Le storie diventano belle se sono raccontate nel modo giusto. Appena iniziato a leggere questo libro mi sono sentito a mio agio, mi sono messo comodo e ho iniziato a divorare pagine dopo pagine. La storia dei popoli precolombiani mi ha sempre affascinato fin da quando appena adolescente ho avuto la fortuna ed il piacere di leggere le opere di William H. Prescott: La conquista del Messico e la conquista del Perù. Devo confessare che questo romanzo non ha tolto nulla a tali opere anzi ne ha arricchito il contenuto andando a ricamare trame e dialoghi impossibili da descrivere in opere storiche.
Una tecnica sublime dell’autore : Gary Jennings di far raccontare dal protagonista principale del romanzo usi, costumi, organizzazione statale, organizzazione sociale, struttura dell’esercito ecc. Del popolo Azteca.
Viene narrata in modo scorrevole e dettagliata, facendo uso del racconto sotto forma di romanzo storico, la conquista del Messico da parte di Hernán Cortés.
Il romanzo non perde mai il ritmo narrativo e si arriva alla fine della storia con una punta di rimpianto per ciò che si è perso e per ciò che si è creato. La cosiddetta civiltà, che plasma il tutto sotto la costante censura e violenza religiosa con la pretesa della conoscenza assoluta.
Un romanzo da leggere e un autore da scoprire.
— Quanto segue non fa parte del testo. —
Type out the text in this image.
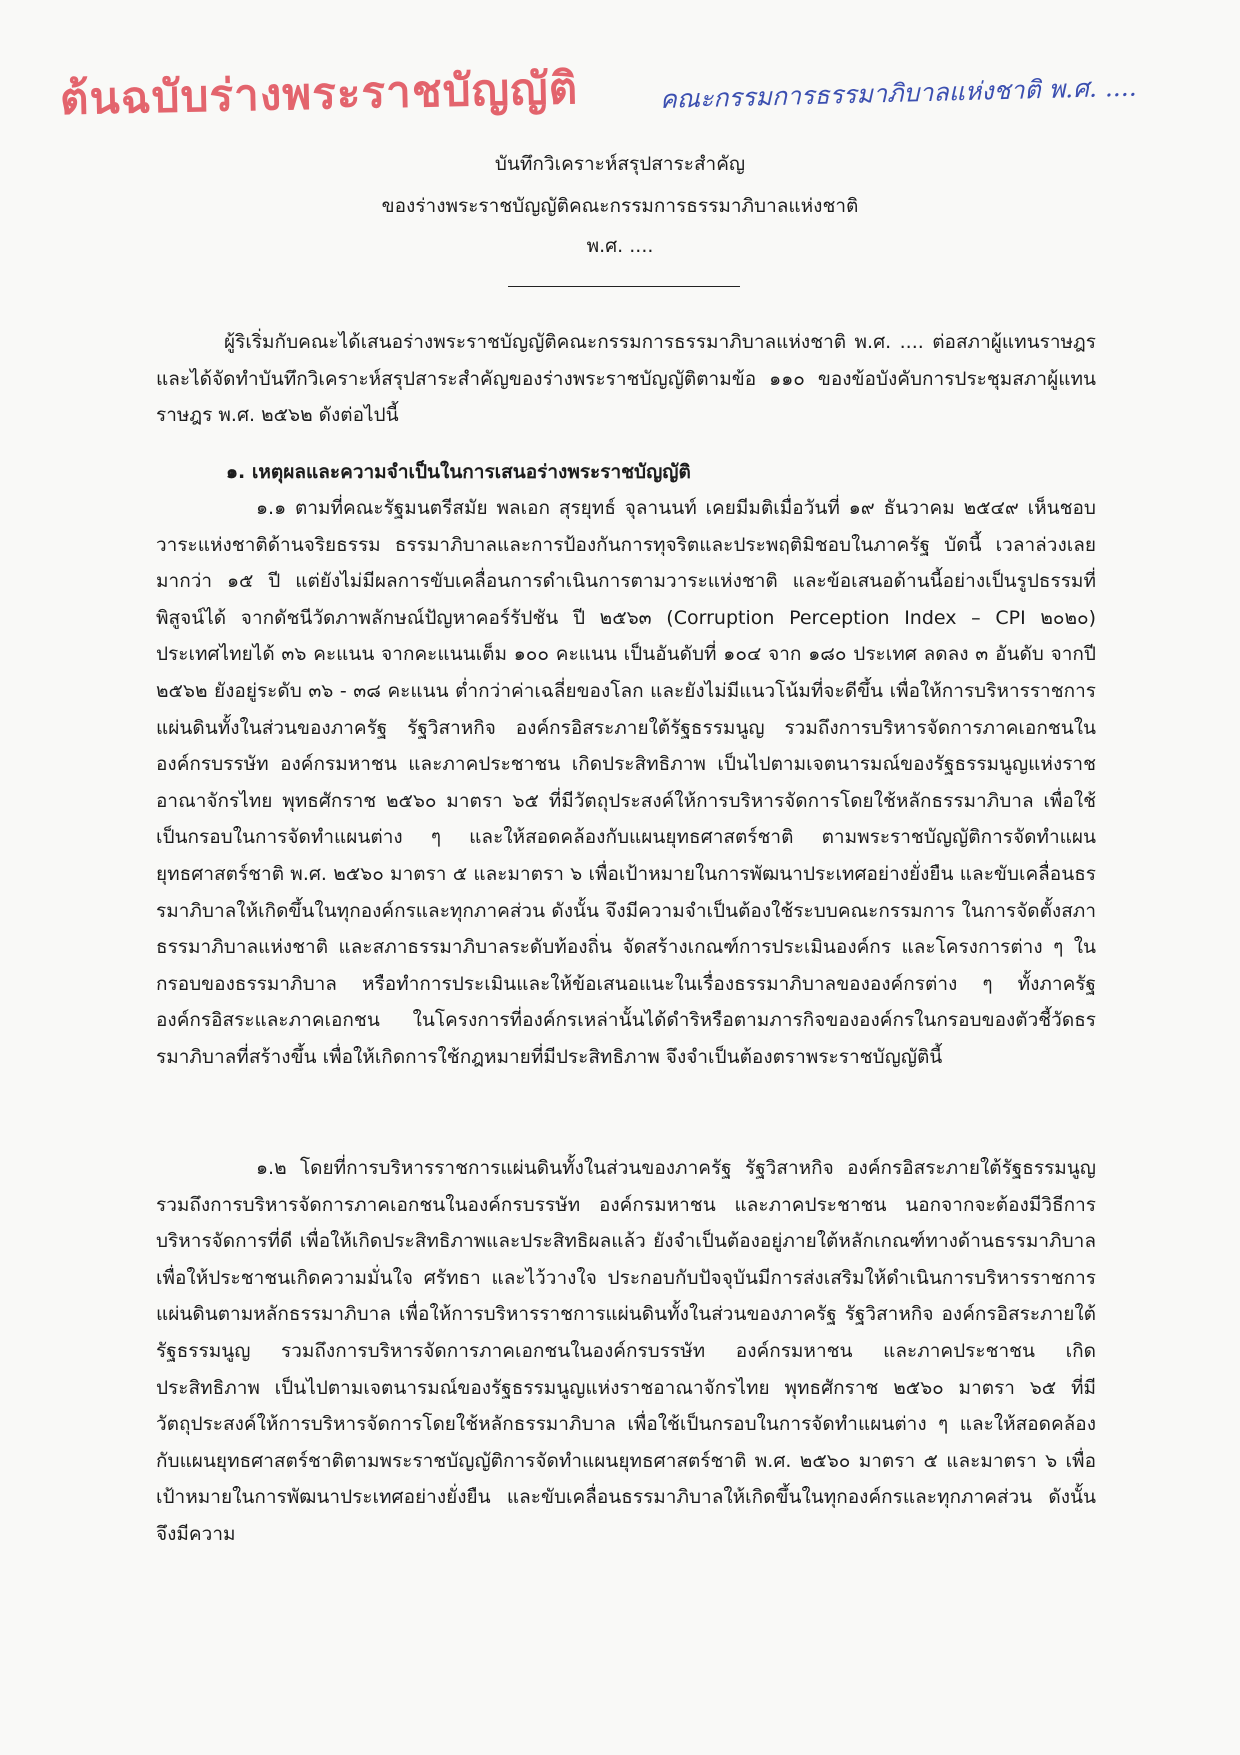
ต้นฉบับร่างพระราชบัญญัติ	คณะกรรมการธรรมาภิบาลแห่งชาติ พ.ศ. ....
บันทึกวิเคราะห์สรุปสาระสำคัญ
ของร่างพระราชบัญญัติคณะกรรมการธรรมาภิบาลแห่งชาติ
พ.ศ. ....

ผู้ริเริ่มกับคณะได้เสนอร่างพระราชบัญญัติคณะกรรมการธรรมาภิบาลแห่งชาติ พ.ศ. .... ต่อสภาผู้แทนราษฎร และได้จัดทำบันทึกวิเคราะห์สรุปสาระสำคัญของร่างพระราชบัญญัติตามข้อ ๑๑๐ ของข้อบังคับการประชุมสภาผู้แทนราษฎร พ.ศ. ๒๕๖๒ ดังต่อไปนี้

๑. เหตุผลและความจำเป็นในการเสนอร่างพระราชบัญญัติ

๑.๑ ตามที่คณะรัฐมนตรีสมัย พลเอก สุรยุทธ์ จุลานนท์ เคยมีมติเมื่อวันที่ ๑๙ ธันวาคม ๒๕๔๙ เห็นชอบวาระแห่งชาติด้านจริยธรรม ธรรมาภิบาลและการป้องกันการทุจริตและประพฤติมิชอบในภาครัฐ บัดนี้ เวลาล่วงเลยมากว่า ๑๕ ปี แต่ยังไม่มีผลการขับเคลื่อนการดำเนินการตามวาระแห่งชาติ และข้อเสนอด้านนี้อย่างเป็นรูปธรรมที่พิสูจน์ได้ จากดัชนีวัดภาพลักษณ์ปัญหาคอร์รัปชัน ปี ๒๕๖๓ (Corruption Perception Index – CPI ๒๐๒๐) ประเทศไทยได้ ๓๖ คะแนน จากคะแนนเต็ม ๑๐๐ คะแนน เป็นอันดับที่ ๑๐๔ จาก ๑๘๐ ประเทศ ลดลง ๓ อันดับ จากปี ๒๕๖๒ ยังอยู่ระดับ ๓๖ - ๓๘ คะแนน ต่ำกว่าค่าเฉลี่ยของโลก และยังไม่มีแนวโน้มที่จะดีขึ้น เพื่อให้การบริหารราชการแผ่นดินทั้งในส่วนของภาครัฐ รัฐวิสาหกิจ องค์กรอิสระภายใต้รัฐธรรมนูญ รวมถึงการบริหารจัดการภาคเอกชนในองค์กรบรรษัท องค์กรมหาชน และภาคประชาชน เกิดประสิทธิภาพ เป็นไปตามเจตนารมณ์ของรัฐธรรมนูญแห่งราชอาณาจักรไทย พุทธศักราช ๒๕๖๐ มาตรา ๖๕ ที่มีวัตถุประสงค์ให้การบริหารจัดการโดยใช้หลักธรรมาภิบาล เพื่อใช้เป็นกรอบในการจัดทำแผนต่าง ๆ และให้สอดคล้องกับแผนยุทธศาสตร์ชาติ ตามพระราชบัญญัติการจัดทำแผนยุทธศาสตร์ชาติ พ.ศ. ๒๕๖๐ มาตรา ๕ และมาตรา ๖ เพื่อเป้าหมายในการพัฒนาประเทศอย่างยั่งยืน และขับเคลื่อนธรรมาภิบาลให้เกิดขึ้นในทุกองค์กรและทุกภาคส่วน ดังนั้น จึงมีความจำเป็นต้องใช้ระบบคณะกรรมการ ในการจัดตั้งสภาธรรมาภิบาลแห่งชาติ และสภาธรรมาภิบาลระดับท้องถิ่น จัดสร้างเกณฑ์การประเมินองค์กร และโครงการต่าง ๆ ในกรอบของธรรมาภิบาล หรือทำการประเมินและให้ข้อเสนอแนะในเรื่องธรรมาภิบาลขององค์กรต่าง ๆ ทั้งภาครัฐ องค์กรอิสระและภาคเอกชน ในโครงการที่องค์กรเหล่านั้นได้ดำริหรือตามภารกิจขององค์กรในกรอบของตัวชี้วัดธรรมาภิบาลที่สร้างขึ้น เพื่อให้เกิดการใช้กฎหมายที่มีประสิทธิภาพ จึงจำเป็นต้องตราพระราชบัญญัตินี้

๑.๒ โดยที่การบริหารราชการแผ่นดินทั้งในส่วนของภาครัฐ รัฐวิสาหกิจ องค์กรอิสระภายใต้รัฐธรรมนูญ รวมถึงการบริหารจัดการภาคเอกชนในองค์กรบรรษัท องค์กรมหาชน และภาคประชาชน นอกจากจะต้องมีวิธีการบริหารจัดการที่ดี เพื่อให้เกิดประสิทธิภาพและประสิทธิผลแล้ว ยังจำเป็นต้องอยู่ภายใต้หลักเกณฑ์ทางด้านธรรมาภิบาล เพื่อให้ประชาชนเกิดความมั่นใจ ศรัทธา และไว้วางใจ ประกอบกับปัจจุบันมีการส่งเสริมให้ดำเนินการบริหารราชการแผ่นดินตามหลักธรรมาภิบาล เพื่อให้การบริหารราชการแผ่นดินทั้งในส่วนของภาครัฐ รัฐวิสาหกิจ องค์กรอิสระภายใต้รัฐธรรมนูญ รวมถึงการบริหารจัดการภาคเอกชนในองค์กรบรรษัท องค์กรมหาชน และภาคประชาชน เกิดประสิทธิภาพ เป็นไปตามเจตนารมณ์ของรัฐธรรมนูญแห่งราชอาณาจักรไทย พุทธศักราช ๒๕๖๐ มาตรา ๖๕ ที่มีวัตถุประสงค์ให้การบริหารจัดการโดยใช้หลักธรรมาภิบาล เพื่อใช้เป็นกรอบในการจัดทำแผนต่าง ๆ และให้สอดคล้องกับแผนยุทธศาสตร์ชาติตามพระราชบัญญัติการจัดทำแผนยุทธศาสตร์ชาติ พ.ศ. ๒๕๖๐ มาตรา ๕ และมาตรา ๖ เพื่อเป้าหมายในการพัฒนาประเทศอย่างยั่งยืน และขับเคลื่อนธรรมาภิบาลให้เกิดขึ้นในทุกองค์กรและทุกภาคส่วน ดังนั้น จึงมีความ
“Anche il più eroico degli eroi che muoia per la più onorevole delle cause, anche il più devoto martire cristiano che perisca nella certezza di salire in Paradiso, non conosceranno mai più la carezza del chiaro di luna di questo mondo, variegato sul loro viso mentre passeggiano sotto i fruscianti cipressi terreni. Un piacere da nulla… così insignificante, così semplice, così comune… eppure impossibile a conoscersi ancora.”